When questioned about the BP spill in the Gulf, Senator Joe Lieberman (I-Conn) made the following statement.
“I mean, accidents happen. You learn from them, and you try to make sure they don’t happen again.”
Yes, “accidents” do happen – more often than we wish. And, yes, best efforts are always taken to ensure success. At least, consistent statements supporting “best efforts” make for good marketing.
In 1971, Barry Commoner wrote, in his book, The Closing Circle:
“Perhaps one of the most meaningful ways to sense the impact of the environmental crisis is to confront the question which is always asked about Lake Erie: how can we restore it? I believe the only valid answer is that no one knows. For it should be clear that even if overnight all of the pollutants now pouring into Lake Erie were stopped, there would still remain the problem of the accumulated mass of pollutants in the lake bottom. To my knowledge, no one has proposed a means of solving that problem which is even remotely feasible. It is entirely likely, I believe, that practically speaking Lake Erie will never be returned to anything approximating the condition it was in, say, twenty-five to fifty years ago.”
A lot of money has been spent promoting “Save the Bay” since its inception. The results are minimal.
And now it is time to look more closely at optimizing all of the potential benefits of Marcellus Shale.
You have heard the arguments.
The reason I want the Marcellus Formation to meet the Chesapeake Watershed is because I want Marcellus to hear the challenges that have hampered clean-up efforts; to understand where there has been resistance (cost benefits); to recognize the difficulties of tackling a declining ecosystem – THAT IS VISIBLE, to what might be needed for something buried deep below the ground with characteristics that cannot be clearly understood.
I close with a series of thoughts.
The Closing Circle.
…in the ecosphere every effect is also a cause. We have discovered what we should have known long before: that the ecosphere sustains people and everything that they do; that anything that fails to fit into the ecosphere is a threat to its finely balanced cycles; that wastes are not only unpleasant, not only toxic, but, more meaningfully, evidence that the ecosphere is being driven towards collapse.

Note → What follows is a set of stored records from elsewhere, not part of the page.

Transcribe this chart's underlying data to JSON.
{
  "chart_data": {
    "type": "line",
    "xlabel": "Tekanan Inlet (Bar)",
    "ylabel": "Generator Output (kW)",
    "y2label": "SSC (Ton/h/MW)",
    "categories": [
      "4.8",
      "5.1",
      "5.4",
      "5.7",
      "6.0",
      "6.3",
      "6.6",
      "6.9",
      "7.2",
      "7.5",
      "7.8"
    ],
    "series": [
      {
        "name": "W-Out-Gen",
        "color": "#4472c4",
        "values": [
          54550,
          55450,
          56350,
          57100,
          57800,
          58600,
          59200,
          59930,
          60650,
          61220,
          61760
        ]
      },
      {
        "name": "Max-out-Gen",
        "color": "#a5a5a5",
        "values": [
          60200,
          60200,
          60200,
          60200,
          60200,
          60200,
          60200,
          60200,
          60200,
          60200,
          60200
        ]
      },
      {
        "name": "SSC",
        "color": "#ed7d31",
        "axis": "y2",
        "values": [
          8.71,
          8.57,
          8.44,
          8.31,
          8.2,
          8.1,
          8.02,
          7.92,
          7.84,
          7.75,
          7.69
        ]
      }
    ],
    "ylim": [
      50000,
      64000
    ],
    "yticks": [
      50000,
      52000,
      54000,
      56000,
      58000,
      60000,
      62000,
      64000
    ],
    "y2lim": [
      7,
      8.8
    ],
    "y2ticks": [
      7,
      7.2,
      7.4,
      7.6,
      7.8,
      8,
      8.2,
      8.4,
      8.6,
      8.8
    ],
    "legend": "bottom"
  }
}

The environment makes up a huge, enormously complex living machine that forms a thin dynamic layer on the earth’s surface, and every human activity depends on the integrity and the proper functioning of this machine.
Four Laws of Ecology
- Everything is Connected to Everything Else.
There is one ecosphere for all living organisms and what affects one, affects all. - Everything Must Go Somewhere.

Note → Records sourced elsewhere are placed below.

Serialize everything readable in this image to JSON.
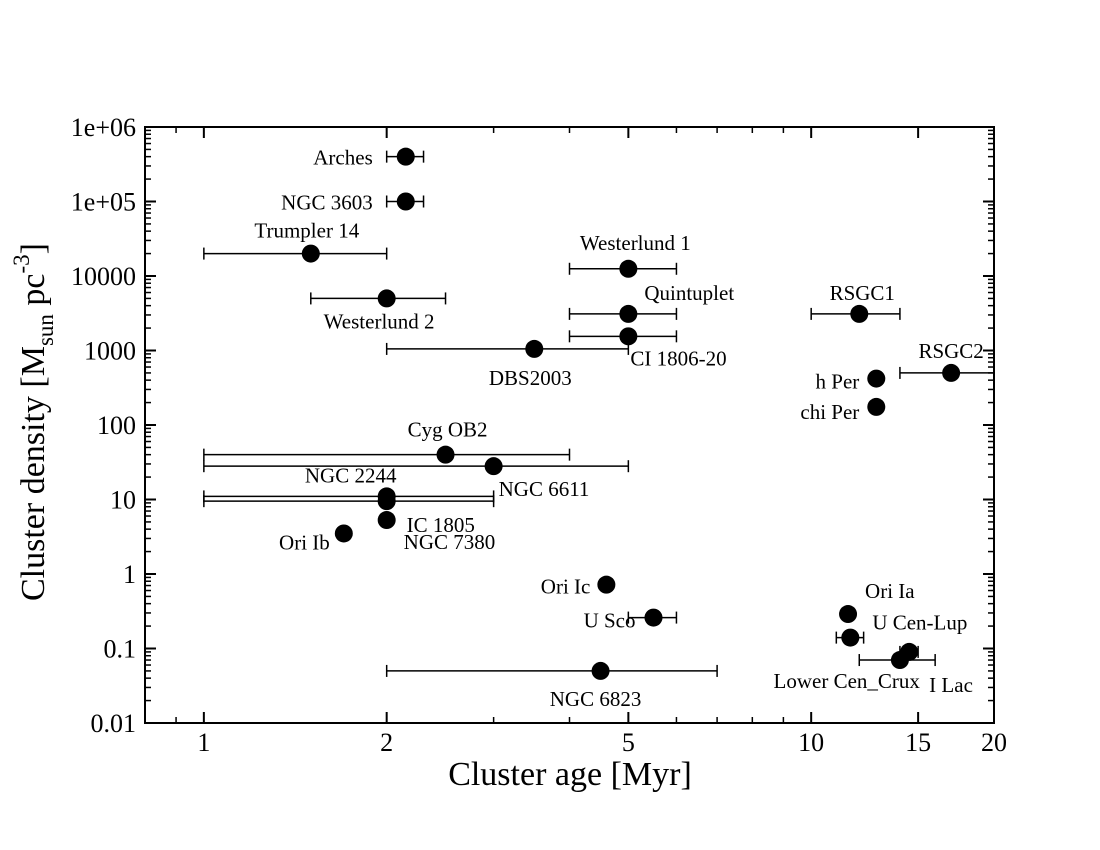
{
  "chart_data": {
    "type": "scatter",
    "title": "",
    "xlabel": "Cluster age [Myr]",
    "ylabel": {
      "main": "Cluster density [M",
      "sub": "sun",
      "mid": " pc",
      "sup": "-3",
      "end": "]"
    },
    "x_scale": "log",
    "y_scale": "log",
    "xlim": [
      0.8,
      20
    ],
    "ylim": [
      0.01,
      1000000
    ],
    "x_ticks": [
      {
        "value": 1,
        "label": "1"
      },
      {
        "value": 2,
        "label": "2"
      },
      {
        "value": 5,
        "label": "5"
      },
      {
        "value": 10,
        "label": "10"
      },
      {
        "value": 15,
        "label": "15"
      },
      {
        "value": 20,
        "label": "20"
      }
    ],
    "y_ticks": [
      {
        "value": 0.01,
        "label": "0.01"
      },
      {
        "value": 0.1,
        "label": "0.1"
      },
      {
        "value": 1,
        "label": "1"
      },
      {
        "value": 10,
        "label": "10"
      },
      {
        "value": 100,
        "label": "100"
      },
      {
        "value": 1000,
        "label": "1000"
      },
      {
        "value": 10000,
        "label": "10000"
      },
      {
        "value": 100000,
        "label": "1e+05"
      },
      {
        "value": 1000000,
        "label": "1e+06"
      }
    ],
    "points": [
      {
        "name": "Arches",
        "age": 2.15,
        "density": 400000,
        "xerr": [
          2.0,
          2.3
        ],
        "anchor": "end"
      },
      {
        "name": "NGC 3603",
        "age": 2.15,
        "density": 100000,
        "xerr": [
          2.0,
          2.3
        ],
        "anchor": "end"
      },
      {
        "name": "Trumpler 14",
        "age": 1.5,
        "density": 20000,
        "xerr": [
          1.0,
          2.0
        ],
        "anchor": "middle"
      },
      {
        "name": "Westerlund 2",
        "age": 2.0,
        "density": 5000,
        "xerr": [
          1.5,
          2.5
        ],
        "anchor": "start"
      },
      {
        "name": "Westerlund 1",
        "age": 5.0,
        "density": 12500,
        "xerr": [
          4.0,
          6.0
        ],
        "anchor": "middle"
      },
      {
        "name": "Quintuplet",
        "age": 5.0,
        "density": 3100,
        "xerr": [
          4.0,
          6.0
        ],
        "anchor": "start"
      },
      {
        "name": "CI 1806-20",
        "age": 5.0,
        "density": 1550,
        "xerr": [
          4.0,
          6.0
        ],
        "anchor": "start"
      },
      {
        "name": "DBS2003",
        "age": 3.5,
        "density": 1050,
        "xerr": [
          2.0,
          5.0
        ],
        "anchor": "middle"
      },
      {
        "name": "RSGC1",
        "age": 12.0,
        "density": 3100,
        "xerr": [
          10.0,
          14.0
        ],
        "anchor": "middle"
      },
      {
        "name": "RSGC2",
        "age": 17.0,
        "density": 500,
        "xerr": [
          14.0,
          20.0
        ],
        "anchor": "middle"
      },
      {
        "name": "h Per",
        "age": 12.8,
        "density": 420,
        "xerr": null,
        "anchor": "end"
      },
      {
        "name": "chi Per",
        "age": 12.8,
        "density": 175,
        "xerr": null,
        "anchor": "end"
      },
      {
        "name": "Cyg OB2",
        "age": 2.5,
        "density": 40,
        "xerr": [
          1.0,
          4.0
        ],
        "anchor": "middle"
      },
      {
        "name": "NGC 6611",
        "age": 3.0,
        "density": 28,
        "xerr": [
          1.0,
          5.0
        ],
        "anchor": "start"
      },
      {
        "name": "NGC 2244",
        "age": 2.0,
        "density": 11,
        "xerr": [
          1.0,
          3.0
        ],
        "anchor": "middle"
      },
      {
        "name": "IC 1805",
        "age": 2.0,
        "density": 9.5,
        "xerr": [
          1.0,
          3.0
        ],
        "anchor": "start"
      },
      {
        "name": "NGC 7380",
        "age": 2.0,
        "density": 5.3,
        "xerr": null,
        "anchor": "start"
      },
      {
        "name": "Ori Ib",
        "age": 1.7,
        "density": 3.5,
        "xerr": null,
        "anchor": "end"
      },
      {
        "name": "Ori Ic",
        "age": 4.6,
        "density": 0.72,
        "xerr": null,
        "anchor": "end"
      },
      {
        "name": "U Sco",
        "age": 5.5,
        "density": 0.26,
        "xerr": [
          5.0,
          6.0
        ],
        "anchor": "end"
      },
      {
        "name": "NGC 6823",
        "age": 4.5,
        "density": 0.05,
        "xerr": [
          2.0,
          7.0
        ],
        "anchor": "middle"
      },
      {
        "name": "Ori Ia",
        "age": 11.5,
        "density": 0.29,
        "xerr": null,
        "anchor": "start"
      },
      {
        "name": "U Cen-Lup",
        "age": 11.6,
        "density": 0.14,
        "xerr": [
          11.0,
          12.2
        ],
        "anchor": "start"
      },
      {
        "name": "Lower Cen_Crux",
        "age": 14.0,
        "density": 0.07,
        "xerr": [
          12.0,
          16.0
        ],
        "anchor": "end"
      },
      {
        "name": "I Lac",
        "age": 14.5,
        "density": 0.09,
        "xerr": [
          14.0,
          15.0
        ],
        "anchor": "start"
      }
    ]
  }
}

There is no “waste” in nature and there is no “away” to which things can be thrown. - Nature Knows Best.
Humankind has fashioned technology to improve upon nature, but such change in a natural system is likely to be detrimental to that system. - There Is No Such Thing as a Free Lunch.
Exploitation of nature will inevitably involve the conversion of resources from useful to useless forms.
Lyndon B. Johnson / 36th President of the United States
Letter Transmitting an Assessment of the Nation’s Water Resources
A nation that fails to plan intelligently for the development and protection of its precious waters will be condemned to wither because of its shortsightedness. The hard lessons of history are clear, written on the deserted sands and ruins of once proud civilizations.
Jose Ortega Y Gasset (1883-1955) /Meditations on Quixote
I am I plus my surroundings and if I do not preserve the latter, I do not preserve myself.
Baba Dioum, Senegalese ecologist / Speech 1968
In the end we will conserve only what we love. We love only what we understand. We will understand only what we are taught.
John Muir (1838-1914)
When one tugs at a single thing in nature, one finds it attached to the rest of the world.